GREAT BARRINGTON — With a shutdown looming of a crucial transportation service for seniors and the disabled, the town is stepping up to launch its own program — which eventually could serve other communities as well.

Town Manager Mark Pruhenski has arranged for the new service beginning Oct. 1 that initially will transport only residents of Great Barrington and Housatonic.

But, he hopes to soon expand for residents of surrounding towns that contract to use the service, including Alford, New Marlborough, Monterey, Otis and Sandisfield. Egremont instead is using a grant-funded taxi service that Mount Washington likely will share. Sheffield has its own van and town-run service.

The new service, Pruhenski said, eventually could be a better and cheaper way to help seniors get around.

After operating for nearly four decades, the nonprofit Southern Berkshire Elderly Transportation Corp. announced this month that it would discontinue its service as of Sept. 30.

The service, which has been running out of the Claire Teague Senior Center, transports residents to medical appointments, grocery shopping and on other necessary trips. It is paid for by fees from member towns, and a small per-trip fee of $7 from passengers, as well as from private donors and state grants.

The service shut down abruptly in March, when the coronavirus pandemic hit, and resumed operation in June.

The permanent shutdown is due, in large part, to the impact of the pandemic, Executive Director Dawn Vallinagi said in her announcement. She also said the service is part of a "changing vision" for senior transport shared by the town and Polly Mann-Salenovitch, director of the senior center.

Vallinagi said Tuesday that she is sorry for the shutdown, given how crucial it is for seniors, but she declined further comment about how the situation came about. Mann-Salenovitch also declined to comment.

Pruhenski said the nonprofit's sudden March shutdown took the town by surprise. It's new contract with the company, arranged last year, was $60,900 for six months.

Financially, Pruhenski said, the new structure could be a blessing. There no longer will be a director, multiple drivers and dispatchers to pay, he said. It will pay part-time drivers, with volunteers filling in the rest. The town's Council on Aging will manage calls and appointments.

Pruhenski hopes to replicate the service and expand it to weekends and with trips to cultural events.

The town will be granted the use of three state-owned vans obtained through the Berkshire Regional Transit Authority. The vans will be tuned up and relettered in the coming weeks, Pruhenski said. The town also has its own van. And part-time drivers and volunteers will be screened.

He noted that officials are working on a "Band-Aid approach" to help shuttle seniors around in early October until the service is fully up and running.

He also plans to host a video call about the service with officials from surrounding towns, as well as state legislators Rep. William "Smitty" Pignatelli, D-Lenox, and Sen. Adam Hinds, D-Pittsfield.

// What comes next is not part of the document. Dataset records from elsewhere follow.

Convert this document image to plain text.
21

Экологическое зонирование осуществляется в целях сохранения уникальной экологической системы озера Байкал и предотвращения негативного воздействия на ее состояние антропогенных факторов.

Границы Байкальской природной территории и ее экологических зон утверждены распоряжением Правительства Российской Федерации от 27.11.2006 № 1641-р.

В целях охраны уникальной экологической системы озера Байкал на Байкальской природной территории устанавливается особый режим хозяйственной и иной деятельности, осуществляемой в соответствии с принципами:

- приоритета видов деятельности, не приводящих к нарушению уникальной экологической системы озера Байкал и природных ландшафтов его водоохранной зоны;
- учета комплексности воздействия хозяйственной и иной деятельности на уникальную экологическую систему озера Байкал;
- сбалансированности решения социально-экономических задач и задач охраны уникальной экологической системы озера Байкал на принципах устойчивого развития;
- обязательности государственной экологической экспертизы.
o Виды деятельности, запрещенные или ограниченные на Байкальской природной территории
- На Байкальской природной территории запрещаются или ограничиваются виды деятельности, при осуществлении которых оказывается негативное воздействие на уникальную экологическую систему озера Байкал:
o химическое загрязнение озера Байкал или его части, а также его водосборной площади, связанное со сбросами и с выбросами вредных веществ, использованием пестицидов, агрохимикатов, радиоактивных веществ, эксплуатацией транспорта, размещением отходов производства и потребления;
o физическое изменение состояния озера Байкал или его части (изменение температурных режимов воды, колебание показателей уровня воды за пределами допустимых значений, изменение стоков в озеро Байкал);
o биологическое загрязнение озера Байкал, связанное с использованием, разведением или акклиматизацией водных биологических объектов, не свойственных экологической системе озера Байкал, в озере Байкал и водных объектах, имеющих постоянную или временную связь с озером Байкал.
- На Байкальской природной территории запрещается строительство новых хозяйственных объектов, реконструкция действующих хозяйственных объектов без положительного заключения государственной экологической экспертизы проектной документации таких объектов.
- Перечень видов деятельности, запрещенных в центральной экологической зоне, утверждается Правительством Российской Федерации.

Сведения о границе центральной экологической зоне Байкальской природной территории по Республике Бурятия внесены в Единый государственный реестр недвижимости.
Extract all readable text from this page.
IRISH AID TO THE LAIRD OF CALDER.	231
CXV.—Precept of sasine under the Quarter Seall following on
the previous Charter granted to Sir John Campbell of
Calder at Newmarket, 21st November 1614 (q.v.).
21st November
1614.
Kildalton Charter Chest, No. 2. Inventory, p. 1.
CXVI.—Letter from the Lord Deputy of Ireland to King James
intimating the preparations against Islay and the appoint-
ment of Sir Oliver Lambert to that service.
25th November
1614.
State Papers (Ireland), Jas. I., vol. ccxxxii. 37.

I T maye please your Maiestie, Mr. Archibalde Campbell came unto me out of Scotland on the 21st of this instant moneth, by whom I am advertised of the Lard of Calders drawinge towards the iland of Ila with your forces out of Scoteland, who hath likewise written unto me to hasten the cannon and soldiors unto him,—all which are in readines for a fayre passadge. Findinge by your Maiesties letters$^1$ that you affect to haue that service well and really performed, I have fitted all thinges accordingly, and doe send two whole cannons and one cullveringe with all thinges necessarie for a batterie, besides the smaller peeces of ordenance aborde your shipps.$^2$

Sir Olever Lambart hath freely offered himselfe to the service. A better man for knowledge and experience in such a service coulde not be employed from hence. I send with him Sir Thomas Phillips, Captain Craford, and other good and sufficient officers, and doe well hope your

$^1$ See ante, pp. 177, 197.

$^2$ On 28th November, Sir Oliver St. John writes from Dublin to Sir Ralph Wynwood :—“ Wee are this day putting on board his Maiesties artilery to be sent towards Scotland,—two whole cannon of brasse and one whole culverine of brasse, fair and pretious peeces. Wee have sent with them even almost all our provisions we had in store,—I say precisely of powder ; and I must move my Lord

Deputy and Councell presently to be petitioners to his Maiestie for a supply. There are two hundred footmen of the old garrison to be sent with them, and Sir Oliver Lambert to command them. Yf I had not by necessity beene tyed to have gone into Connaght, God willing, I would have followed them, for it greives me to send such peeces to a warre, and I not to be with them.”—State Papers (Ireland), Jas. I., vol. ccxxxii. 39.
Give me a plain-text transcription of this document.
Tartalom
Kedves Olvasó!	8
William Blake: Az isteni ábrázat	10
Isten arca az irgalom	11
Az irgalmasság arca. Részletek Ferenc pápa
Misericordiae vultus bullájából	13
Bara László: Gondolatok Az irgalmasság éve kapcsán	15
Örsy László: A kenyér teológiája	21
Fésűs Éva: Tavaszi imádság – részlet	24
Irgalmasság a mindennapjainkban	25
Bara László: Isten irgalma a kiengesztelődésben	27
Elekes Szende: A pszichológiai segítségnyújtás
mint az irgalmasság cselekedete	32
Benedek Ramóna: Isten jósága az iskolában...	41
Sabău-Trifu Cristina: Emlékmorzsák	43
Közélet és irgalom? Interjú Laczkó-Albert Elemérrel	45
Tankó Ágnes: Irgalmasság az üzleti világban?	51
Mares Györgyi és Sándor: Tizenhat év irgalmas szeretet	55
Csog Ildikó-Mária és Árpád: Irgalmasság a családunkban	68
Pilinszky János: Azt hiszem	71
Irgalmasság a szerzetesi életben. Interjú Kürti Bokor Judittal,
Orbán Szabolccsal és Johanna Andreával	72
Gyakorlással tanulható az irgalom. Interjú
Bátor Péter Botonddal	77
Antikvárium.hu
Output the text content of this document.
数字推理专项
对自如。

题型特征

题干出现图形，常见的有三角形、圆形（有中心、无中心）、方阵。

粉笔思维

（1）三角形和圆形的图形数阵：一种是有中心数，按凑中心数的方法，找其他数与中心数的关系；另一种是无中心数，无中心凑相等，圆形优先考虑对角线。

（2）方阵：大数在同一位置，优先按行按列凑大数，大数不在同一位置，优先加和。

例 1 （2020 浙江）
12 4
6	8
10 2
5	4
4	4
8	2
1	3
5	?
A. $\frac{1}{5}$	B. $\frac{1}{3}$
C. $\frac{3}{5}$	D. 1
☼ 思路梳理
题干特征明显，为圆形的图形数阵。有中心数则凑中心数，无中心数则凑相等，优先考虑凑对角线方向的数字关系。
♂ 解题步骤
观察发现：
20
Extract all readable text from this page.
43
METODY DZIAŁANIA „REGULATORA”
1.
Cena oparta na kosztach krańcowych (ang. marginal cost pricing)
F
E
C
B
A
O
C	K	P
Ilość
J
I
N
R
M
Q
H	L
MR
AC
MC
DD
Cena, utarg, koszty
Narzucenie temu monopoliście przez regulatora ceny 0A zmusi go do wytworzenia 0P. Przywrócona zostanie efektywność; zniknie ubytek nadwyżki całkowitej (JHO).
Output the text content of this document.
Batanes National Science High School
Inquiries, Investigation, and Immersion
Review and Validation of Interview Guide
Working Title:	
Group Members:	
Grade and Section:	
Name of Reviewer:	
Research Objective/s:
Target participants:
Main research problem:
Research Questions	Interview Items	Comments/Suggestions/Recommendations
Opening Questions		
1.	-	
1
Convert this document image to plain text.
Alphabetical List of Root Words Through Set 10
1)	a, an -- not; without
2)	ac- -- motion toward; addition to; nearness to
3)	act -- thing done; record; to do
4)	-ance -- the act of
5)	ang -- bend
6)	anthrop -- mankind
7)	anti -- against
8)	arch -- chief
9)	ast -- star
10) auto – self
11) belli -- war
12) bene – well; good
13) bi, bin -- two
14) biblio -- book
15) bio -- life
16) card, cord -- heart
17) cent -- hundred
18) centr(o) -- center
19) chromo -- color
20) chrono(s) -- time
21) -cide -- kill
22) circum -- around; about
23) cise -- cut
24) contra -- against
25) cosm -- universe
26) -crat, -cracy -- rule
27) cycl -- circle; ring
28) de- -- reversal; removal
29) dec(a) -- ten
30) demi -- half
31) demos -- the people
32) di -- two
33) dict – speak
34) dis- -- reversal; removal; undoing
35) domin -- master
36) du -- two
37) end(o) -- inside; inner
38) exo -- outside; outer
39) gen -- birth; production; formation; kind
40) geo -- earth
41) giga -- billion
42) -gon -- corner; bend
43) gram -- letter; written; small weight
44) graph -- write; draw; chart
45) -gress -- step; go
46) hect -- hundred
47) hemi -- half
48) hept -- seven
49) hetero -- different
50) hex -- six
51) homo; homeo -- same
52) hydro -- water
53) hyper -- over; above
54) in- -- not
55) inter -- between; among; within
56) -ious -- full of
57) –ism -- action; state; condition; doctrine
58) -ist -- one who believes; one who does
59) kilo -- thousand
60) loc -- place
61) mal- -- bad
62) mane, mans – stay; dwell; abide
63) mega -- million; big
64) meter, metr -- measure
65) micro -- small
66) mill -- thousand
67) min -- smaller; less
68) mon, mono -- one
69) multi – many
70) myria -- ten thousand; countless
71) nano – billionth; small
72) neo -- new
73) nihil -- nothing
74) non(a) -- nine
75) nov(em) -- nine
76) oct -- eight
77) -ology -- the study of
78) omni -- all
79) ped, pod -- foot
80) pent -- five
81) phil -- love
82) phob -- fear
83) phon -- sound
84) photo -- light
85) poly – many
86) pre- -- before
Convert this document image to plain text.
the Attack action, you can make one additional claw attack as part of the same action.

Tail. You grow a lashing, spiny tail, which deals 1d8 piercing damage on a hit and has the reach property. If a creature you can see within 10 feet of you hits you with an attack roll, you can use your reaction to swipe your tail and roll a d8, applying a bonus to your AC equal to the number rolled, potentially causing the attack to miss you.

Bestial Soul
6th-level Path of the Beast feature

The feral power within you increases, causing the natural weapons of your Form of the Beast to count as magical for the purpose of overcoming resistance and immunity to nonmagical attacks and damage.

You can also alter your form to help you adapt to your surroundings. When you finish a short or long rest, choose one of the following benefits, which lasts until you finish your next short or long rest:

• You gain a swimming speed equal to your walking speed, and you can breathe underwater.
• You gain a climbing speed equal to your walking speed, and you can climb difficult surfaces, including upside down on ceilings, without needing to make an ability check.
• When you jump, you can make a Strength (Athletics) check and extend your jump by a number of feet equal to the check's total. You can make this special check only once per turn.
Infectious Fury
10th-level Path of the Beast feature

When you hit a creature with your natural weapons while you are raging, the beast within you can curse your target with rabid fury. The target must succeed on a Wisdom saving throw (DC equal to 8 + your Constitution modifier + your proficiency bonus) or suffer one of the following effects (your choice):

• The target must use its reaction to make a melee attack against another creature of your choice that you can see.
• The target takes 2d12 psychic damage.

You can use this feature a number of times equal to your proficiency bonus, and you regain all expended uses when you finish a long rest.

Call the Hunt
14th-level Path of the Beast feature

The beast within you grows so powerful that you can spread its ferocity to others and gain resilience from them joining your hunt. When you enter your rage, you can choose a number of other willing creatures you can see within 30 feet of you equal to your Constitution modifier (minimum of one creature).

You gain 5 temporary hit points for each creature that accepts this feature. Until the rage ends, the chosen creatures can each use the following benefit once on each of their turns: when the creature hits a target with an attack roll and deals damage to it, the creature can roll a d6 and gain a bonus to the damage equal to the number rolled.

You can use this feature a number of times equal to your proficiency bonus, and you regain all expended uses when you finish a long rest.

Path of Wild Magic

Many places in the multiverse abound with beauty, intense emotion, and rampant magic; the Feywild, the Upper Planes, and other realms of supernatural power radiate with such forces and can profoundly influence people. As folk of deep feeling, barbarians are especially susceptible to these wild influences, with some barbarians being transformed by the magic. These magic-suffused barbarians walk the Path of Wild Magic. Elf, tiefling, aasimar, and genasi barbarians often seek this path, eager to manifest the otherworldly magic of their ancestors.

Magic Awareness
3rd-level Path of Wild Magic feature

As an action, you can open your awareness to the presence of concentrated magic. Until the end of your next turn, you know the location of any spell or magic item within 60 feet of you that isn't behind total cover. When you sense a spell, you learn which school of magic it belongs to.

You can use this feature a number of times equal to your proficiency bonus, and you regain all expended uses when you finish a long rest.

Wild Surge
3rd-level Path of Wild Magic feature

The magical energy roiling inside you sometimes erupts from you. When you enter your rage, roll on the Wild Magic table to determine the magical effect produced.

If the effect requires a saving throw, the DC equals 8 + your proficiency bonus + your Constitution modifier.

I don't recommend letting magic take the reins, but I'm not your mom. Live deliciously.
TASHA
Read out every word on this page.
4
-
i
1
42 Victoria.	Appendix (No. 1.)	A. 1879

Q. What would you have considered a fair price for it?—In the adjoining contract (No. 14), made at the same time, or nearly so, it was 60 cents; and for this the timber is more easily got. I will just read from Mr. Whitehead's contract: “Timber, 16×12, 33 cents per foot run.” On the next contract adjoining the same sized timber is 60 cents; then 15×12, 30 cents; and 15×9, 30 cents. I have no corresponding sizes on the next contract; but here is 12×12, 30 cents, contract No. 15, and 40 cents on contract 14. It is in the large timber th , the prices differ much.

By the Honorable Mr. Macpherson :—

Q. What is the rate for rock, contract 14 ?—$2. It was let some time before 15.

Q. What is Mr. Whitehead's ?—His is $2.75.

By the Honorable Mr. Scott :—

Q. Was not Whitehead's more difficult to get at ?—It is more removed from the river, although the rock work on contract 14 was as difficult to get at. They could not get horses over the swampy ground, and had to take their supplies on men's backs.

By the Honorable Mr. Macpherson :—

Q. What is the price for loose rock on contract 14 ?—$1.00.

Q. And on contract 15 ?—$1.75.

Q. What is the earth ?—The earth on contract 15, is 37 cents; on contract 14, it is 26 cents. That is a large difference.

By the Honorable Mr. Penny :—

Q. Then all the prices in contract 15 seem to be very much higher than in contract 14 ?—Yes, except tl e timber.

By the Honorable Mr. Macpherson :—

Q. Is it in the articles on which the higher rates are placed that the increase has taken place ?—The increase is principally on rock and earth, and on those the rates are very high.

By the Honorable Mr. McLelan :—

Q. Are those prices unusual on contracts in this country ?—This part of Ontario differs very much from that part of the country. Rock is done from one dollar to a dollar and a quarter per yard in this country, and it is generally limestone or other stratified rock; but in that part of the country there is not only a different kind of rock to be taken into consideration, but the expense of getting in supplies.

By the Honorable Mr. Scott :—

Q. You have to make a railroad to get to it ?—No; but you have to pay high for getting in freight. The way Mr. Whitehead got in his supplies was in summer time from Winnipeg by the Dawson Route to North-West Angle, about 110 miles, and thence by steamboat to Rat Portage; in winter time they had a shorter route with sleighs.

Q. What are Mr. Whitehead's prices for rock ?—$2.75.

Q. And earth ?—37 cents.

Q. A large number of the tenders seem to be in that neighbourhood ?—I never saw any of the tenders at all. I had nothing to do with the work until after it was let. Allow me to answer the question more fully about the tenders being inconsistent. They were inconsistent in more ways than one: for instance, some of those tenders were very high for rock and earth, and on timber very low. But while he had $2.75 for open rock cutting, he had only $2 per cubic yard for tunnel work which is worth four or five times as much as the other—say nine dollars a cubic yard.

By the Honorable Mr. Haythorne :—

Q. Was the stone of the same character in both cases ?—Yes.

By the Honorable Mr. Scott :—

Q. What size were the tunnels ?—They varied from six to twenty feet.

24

In far-flung Sandisfield, Town Administrator Joanne Grybosh said she wasn't sure how many residents use the service, but hoped that the call would be fruitful.

Egremont quickly got a $25,000 grant from the state Department of Transportation in March to pay for taxis and CRT Cabulance vehicles to drive seniors around, said George McGurn, chairman of the town Select Board.

The pandemic-related grant is funded by Uber and Lyft, and McGurn said it has made all the difference after the limited service provided by Southern Berkshire. The town also plans to apply to the BRTA for a state van, he added.

The BRTA is the conduit for towns to get community vans from the state, which buys them with mostly federal money, said BRTA Administrator Robert Malnati.